It is a conference of significance also for IUCN that in part is highly administrative in its organization and misses the cue for community participation in some area conservation engagements. The message is clear from members present and Dr Ashok Khosla confirms the IUCN commitment to communities first. “Putting a fence around species is not going to work; we have to destroy the fences in our mind and deal with poverty” or there will be no world left for any of us. Human rights and the basic response to humanity are first.
IUCN wants to work at a higher level of finance and with insurance corporations and governments who should impose their regulations. Two hundred governments are members of IUCN. If this collaboration were to kick in, with support from IUCN and from these governments, conservation with empowered people would be a different reality.
The VIth IUCN World Congress on Protected Areas or IUCN World Parks Congress scheduled in 2014 will surely draw from this experience in Whakatāne and support greater numbers of Indigenous Peoples. It is hoped that their contributions are integrated as much as possible in ensuring the cross-cultural and cross-paradigm dialogue and not isolate them in a dedicated stream.
Culture and nature brought together
The deeper human sense of connection with the physical and life-giving world around us is expressed not in terms of economic or political analyses but the sense of the sacred. Walking around with Rapata Kopae and John Hohapata-Oke on Moutohorā (Whale Island) Wildlife Management Reserve, of which they are members of Te Tapatoru ā Toi or the joint management committee, truly brought culture and nature together. Te Tapatoru ā Toi is a new approach to bicultural partnership in the management of the Moutohorā Wildlife Management Reserve and the Ōhope and Tauwhare Pā Scenic Reserves.

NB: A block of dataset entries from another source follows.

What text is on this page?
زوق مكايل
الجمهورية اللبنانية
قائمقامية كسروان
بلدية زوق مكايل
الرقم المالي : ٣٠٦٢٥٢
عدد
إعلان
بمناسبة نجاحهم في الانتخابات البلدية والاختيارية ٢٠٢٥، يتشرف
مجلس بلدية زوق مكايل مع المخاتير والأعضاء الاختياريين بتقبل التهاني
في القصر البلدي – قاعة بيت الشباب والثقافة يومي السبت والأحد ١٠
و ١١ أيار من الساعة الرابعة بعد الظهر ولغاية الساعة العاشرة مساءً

The peace of the island and its prosperity as a regenerating sanctuary is felt along with the cultural history and memories of their ancestors. The goats and other predators to wildlife are long gone and the vegetation has overtaken the grasses, though there is a difficult task of sustaining the kiwi to bread successfully. Management is increasingly in the hands of the local community and is a lesson for the world. Finally the Maori youth are gaining the opportunity to engage and may they draw strength from such local empowerment and responsibility and give us hope.